Auch beim Flexpreis, der ursprünglich für eine höhere Planungssicherheit gedacht war, hat sich das Bild gewandelt. Während 2016 lediglich leichte Schwankungen angekündigt wurden, zeigen die aktuellen Daten für das Fahrplanjahr 2025 deutliche Preisspannen auf identischen Strecken:

* **Berlin–Köln:** Die Preise variierten zwischen 99,90 Euro und 185,10 Euro.

* **Frankfurt–Hamburg:** Hier wurde die größte absolute Differenz von 154,20 Euro gemessen.

An Tagen mit hoher Nachfrage ist der Flexpreis auf vielen Verbindungen mehr als doppelt so teuer wie an Tagen mit geringerem Aufkommen. Dies konterkariert den ursprünglichen Gedanken eines flexiblen, aber preislich stabilen Tarifs.

Preisanstiege bei mittelfristigen Buchungen

Die Deutsche Bahn hatte zum Fahrplanwechsel 2025/2026 angekündigt, auf die üblichen Preiserhöhungen zu verzichten. Die Analyse der vzbv-Daten relativiert dieses Versprechen jedoch. Zwar blieben die Durchschnittspreise bei sehr kurzfristigen sowie sehr langfristigen Buchungen stabil oder sanken sogar leicht, doch bei Buchungen mit einem Vorlauf von drei Wochen zeigte sich ein anderes Bild: Im ersten Quartal 2026 stiegen die Sparpreise hier im Schnitt um 36 Prozent an. Auf manchen Strecken verdoppelten sich die Kosten im Vergleich zum Vorjahr sogar.

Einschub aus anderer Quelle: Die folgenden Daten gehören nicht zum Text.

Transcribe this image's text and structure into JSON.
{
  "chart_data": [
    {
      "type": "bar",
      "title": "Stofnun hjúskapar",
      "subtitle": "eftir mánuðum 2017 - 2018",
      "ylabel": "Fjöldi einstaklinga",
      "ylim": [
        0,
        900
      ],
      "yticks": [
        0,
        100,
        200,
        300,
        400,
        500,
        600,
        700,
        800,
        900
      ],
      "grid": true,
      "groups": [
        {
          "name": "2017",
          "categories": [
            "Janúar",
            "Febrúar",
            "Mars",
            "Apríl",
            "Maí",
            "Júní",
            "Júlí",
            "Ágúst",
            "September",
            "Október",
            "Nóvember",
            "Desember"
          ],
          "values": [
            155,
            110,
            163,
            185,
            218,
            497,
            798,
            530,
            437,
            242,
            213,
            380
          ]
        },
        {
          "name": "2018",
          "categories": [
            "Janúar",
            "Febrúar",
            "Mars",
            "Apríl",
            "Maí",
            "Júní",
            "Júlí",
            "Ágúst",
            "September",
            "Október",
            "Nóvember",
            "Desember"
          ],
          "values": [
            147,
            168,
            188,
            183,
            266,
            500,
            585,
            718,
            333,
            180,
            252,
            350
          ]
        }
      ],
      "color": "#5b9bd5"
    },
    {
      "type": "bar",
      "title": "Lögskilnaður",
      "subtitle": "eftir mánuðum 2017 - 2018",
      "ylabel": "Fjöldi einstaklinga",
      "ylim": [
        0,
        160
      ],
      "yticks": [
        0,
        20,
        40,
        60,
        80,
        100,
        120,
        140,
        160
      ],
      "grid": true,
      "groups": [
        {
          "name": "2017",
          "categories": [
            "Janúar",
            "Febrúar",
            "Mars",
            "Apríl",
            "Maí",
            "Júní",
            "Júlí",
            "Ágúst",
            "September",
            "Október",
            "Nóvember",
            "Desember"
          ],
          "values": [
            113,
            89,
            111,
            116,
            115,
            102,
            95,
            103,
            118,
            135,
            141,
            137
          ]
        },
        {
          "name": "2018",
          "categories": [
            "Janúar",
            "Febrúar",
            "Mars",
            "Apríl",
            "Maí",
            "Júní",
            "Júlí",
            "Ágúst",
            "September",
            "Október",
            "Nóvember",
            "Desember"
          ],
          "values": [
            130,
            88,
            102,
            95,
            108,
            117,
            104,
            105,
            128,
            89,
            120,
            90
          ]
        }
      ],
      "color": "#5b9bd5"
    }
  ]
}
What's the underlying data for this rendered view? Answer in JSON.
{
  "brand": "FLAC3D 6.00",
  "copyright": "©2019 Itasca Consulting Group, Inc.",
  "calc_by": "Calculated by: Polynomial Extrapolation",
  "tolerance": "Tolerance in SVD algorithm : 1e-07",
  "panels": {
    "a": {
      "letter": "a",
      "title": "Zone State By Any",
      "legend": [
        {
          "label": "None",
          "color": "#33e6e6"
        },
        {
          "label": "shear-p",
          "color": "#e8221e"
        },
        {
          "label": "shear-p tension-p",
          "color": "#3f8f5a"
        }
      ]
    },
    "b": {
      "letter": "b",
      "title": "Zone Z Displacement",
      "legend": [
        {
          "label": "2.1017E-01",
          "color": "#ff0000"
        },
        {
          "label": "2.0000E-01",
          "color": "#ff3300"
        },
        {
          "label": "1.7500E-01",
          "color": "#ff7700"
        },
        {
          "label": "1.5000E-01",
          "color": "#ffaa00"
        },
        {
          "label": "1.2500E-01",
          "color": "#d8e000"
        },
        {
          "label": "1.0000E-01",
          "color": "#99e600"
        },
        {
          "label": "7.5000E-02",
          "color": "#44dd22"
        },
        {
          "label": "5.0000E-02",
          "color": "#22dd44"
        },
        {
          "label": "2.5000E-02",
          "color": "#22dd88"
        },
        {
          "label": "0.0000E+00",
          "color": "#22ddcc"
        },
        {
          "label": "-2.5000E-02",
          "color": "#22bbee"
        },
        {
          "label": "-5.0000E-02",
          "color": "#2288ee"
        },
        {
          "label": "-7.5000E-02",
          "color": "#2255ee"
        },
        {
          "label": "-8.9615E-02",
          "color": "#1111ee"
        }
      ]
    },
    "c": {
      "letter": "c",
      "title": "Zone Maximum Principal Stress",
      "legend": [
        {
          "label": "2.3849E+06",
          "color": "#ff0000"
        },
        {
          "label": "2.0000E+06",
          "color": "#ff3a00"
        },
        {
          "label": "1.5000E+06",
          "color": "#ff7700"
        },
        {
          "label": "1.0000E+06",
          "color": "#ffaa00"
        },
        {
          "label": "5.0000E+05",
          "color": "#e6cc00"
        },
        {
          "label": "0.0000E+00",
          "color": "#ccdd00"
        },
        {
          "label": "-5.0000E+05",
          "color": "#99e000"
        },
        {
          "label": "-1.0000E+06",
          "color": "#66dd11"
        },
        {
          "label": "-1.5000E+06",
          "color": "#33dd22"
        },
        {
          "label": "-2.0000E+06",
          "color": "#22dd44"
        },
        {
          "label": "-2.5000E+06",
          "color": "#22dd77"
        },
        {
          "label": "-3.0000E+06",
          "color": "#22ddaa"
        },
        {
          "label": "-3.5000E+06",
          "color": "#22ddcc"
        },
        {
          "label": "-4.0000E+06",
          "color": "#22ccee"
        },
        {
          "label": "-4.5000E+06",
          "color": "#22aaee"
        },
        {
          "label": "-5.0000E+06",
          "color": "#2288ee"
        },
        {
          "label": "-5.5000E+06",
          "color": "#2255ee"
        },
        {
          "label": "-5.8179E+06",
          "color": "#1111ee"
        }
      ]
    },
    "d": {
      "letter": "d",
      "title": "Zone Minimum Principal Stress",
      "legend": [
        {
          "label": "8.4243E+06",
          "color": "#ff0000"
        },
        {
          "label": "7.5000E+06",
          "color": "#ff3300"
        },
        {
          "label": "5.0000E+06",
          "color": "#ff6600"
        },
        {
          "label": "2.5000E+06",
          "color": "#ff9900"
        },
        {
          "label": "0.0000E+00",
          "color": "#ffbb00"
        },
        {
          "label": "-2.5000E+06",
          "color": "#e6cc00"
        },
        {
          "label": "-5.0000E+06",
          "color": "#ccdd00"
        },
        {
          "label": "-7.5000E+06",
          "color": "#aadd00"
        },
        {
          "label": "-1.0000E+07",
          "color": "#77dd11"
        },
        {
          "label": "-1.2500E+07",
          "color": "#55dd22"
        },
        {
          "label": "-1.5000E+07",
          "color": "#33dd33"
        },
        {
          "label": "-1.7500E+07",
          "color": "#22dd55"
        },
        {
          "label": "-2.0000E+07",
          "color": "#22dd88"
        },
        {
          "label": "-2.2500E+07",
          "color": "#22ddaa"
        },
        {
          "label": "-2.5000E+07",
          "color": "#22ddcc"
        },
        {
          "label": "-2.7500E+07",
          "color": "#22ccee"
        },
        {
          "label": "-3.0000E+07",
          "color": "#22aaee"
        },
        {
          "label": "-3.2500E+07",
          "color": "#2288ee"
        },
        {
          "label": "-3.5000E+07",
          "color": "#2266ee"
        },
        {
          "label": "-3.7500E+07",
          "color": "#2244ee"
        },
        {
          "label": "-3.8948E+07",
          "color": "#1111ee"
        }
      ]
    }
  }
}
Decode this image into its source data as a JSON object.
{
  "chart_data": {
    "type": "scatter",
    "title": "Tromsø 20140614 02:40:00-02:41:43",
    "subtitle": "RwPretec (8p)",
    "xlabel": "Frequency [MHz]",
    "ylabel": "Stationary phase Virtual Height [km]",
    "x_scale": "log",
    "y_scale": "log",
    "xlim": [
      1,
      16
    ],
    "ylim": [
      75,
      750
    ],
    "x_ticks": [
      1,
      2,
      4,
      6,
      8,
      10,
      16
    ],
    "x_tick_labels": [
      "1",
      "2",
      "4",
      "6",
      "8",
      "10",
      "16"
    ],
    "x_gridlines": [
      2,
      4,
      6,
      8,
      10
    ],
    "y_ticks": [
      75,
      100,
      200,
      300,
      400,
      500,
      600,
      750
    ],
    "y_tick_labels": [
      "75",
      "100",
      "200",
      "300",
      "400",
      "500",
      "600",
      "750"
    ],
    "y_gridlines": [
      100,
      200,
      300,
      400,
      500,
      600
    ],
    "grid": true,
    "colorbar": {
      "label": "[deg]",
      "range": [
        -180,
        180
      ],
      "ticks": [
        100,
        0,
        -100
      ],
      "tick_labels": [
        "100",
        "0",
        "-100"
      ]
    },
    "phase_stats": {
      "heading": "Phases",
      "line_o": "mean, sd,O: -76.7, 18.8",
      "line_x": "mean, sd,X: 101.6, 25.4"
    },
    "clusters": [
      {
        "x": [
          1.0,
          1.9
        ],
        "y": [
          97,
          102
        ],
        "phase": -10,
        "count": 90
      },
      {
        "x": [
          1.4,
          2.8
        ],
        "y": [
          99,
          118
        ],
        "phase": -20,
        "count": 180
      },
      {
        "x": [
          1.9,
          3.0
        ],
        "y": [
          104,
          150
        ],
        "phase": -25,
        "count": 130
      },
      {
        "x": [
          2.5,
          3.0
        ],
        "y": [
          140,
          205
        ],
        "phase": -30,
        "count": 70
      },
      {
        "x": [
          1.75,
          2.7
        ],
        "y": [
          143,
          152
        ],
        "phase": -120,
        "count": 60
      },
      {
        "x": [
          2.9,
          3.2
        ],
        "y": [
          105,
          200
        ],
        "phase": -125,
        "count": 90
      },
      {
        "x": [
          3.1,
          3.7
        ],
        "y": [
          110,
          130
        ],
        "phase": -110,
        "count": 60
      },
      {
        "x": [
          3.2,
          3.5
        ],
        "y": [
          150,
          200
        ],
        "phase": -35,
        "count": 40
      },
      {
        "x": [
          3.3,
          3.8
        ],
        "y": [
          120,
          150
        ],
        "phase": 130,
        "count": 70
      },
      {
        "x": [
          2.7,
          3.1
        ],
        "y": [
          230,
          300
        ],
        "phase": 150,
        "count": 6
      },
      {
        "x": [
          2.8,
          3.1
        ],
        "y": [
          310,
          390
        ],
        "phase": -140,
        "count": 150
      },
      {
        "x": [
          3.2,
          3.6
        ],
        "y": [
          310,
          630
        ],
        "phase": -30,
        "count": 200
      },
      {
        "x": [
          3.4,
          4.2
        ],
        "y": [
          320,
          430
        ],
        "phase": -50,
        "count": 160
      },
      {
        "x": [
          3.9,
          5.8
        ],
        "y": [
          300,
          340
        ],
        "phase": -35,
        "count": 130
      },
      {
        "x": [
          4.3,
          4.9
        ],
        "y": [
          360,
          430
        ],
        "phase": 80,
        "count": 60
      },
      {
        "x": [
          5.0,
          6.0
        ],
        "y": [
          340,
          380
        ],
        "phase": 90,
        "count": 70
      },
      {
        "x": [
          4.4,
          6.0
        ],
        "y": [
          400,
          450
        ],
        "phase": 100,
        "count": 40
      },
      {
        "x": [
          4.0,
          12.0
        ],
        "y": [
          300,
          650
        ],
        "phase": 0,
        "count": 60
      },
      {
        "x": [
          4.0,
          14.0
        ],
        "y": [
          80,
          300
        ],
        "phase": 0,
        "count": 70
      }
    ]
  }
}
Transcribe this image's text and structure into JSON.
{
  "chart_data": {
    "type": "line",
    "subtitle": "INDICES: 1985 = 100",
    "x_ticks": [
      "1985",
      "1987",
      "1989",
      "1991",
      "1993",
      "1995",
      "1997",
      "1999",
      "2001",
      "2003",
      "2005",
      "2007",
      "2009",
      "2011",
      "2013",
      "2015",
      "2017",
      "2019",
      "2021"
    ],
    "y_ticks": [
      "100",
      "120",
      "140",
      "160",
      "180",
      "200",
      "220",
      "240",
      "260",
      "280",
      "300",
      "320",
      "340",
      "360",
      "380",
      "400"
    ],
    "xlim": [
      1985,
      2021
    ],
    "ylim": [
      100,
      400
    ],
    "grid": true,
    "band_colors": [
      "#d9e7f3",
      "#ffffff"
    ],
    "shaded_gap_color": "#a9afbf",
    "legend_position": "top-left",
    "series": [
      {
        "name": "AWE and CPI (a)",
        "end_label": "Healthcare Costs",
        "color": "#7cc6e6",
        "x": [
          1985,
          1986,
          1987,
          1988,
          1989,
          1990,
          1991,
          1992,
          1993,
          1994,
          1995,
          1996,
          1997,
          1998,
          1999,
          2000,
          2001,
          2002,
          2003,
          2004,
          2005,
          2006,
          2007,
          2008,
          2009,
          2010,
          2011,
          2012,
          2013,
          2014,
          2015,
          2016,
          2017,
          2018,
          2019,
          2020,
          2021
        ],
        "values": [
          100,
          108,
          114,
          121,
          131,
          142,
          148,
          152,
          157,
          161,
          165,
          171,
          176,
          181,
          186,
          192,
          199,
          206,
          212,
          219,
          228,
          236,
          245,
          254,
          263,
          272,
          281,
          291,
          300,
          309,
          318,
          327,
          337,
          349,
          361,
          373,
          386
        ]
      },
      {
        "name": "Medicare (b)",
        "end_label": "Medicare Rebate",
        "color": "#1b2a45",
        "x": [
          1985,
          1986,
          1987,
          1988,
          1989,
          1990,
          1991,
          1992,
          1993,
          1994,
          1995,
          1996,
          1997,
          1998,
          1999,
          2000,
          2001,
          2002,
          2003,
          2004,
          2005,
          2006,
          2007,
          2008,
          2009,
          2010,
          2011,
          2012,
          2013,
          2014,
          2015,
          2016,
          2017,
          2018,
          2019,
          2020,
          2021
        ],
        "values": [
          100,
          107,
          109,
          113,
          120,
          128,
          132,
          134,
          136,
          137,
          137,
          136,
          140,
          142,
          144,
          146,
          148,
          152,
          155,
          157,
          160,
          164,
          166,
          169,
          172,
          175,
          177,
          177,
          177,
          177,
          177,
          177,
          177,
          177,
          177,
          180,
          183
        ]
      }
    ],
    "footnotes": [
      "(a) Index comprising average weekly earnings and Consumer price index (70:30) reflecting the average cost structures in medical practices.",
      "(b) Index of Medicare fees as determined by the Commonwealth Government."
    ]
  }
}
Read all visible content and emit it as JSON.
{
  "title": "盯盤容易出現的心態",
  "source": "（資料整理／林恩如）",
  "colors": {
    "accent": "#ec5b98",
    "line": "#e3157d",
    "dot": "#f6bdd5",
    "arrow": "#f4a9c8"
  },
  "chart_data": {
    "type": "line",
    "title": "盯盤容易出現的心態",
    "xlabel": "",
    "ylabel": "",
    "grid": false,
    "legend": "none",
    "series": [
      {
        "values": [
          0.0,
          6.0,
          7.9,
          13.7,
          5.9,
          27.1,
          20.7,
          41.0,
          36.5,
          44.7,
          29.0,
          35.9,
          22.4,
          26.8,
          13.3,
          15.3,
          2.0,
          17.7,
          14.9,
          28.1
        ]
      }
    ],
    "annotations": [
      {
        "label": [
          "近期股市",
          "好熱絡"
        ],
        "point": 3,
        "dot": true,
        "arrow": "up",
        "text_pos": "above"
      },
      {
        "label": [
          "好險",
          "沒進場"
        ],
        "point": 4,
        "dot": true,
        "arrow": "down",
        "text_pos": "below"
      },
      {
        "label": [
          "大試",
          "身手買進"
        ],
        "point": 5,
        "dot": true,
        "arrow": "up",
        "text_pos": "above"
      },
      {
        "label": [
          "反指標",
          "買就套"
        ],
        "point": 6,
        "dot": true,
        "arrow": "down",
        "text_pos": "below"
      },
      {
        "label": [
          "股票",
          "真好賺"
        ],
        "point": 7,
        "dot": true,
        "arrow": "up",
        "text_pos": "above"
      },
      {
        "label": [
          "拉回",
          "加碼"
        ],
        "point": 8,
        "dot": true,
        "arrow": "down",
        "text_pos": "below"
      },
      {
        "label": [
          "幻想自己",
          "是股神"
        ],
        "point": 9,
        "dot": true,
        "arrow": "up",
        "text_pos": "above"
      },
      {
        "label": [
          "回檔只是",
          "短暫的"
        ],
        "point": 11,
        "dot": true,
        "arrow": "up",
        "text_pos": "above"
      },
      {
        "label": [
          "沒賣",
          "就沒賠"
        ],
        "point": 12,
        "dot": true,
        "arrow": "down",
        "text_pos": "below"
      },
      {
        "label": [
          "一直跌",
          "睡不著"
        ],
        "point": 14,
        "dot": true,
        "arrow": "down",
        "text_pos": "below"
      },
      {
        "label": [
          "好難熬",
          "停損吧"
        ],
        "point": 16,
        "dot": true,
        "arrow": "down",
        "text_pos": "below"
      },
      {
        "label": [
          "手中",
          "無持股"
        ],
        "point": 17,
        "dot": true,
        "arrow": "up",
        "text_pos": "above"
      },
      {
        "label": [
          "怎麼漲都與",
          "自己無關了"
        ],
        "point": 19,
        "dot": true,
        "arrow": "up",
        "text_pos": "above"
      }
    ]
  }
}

Strategien für Reisende: So lässt sich sparen

Wer auf die Bahn angewiesen ist und die Kosten begrenzen möchte, muss laut vzbv das Buchungsverhalten an die Dynamik des Systems anpassen:

* **Frühzeitige Planung:** Die besten Chancen auf niedrige Preise bestehen bei einer Buchung etwa zwölf Wochen im Voraus. Kurzfristige Käufe in der Reisewoche kosten im Schnitt fast das Dreifache.

* **Wahl der Reisezeit:** Randzeiten am frühen Morgen oder späten Abend sind deutlich günstiger als Verbindungen zur Hauptverkehrszeit.

* **Reisetage wählen:** Dienstag, Mittwoch und Samstag gelten als günstigere Reisetage, während Freitag und Sonntag aufgrund der hohen Nachfrage meist deutlich teurer sind.

Die Verbraucherschützer fordern von der Politik und dem Bahnvorstand grundlegende Reformen. Ein einfacheres und transparenteres Preissystem sei zwingend erforderlich, damit der Umstieg auf die Schiene nicht bereits an der Tarifstruktur scheitert.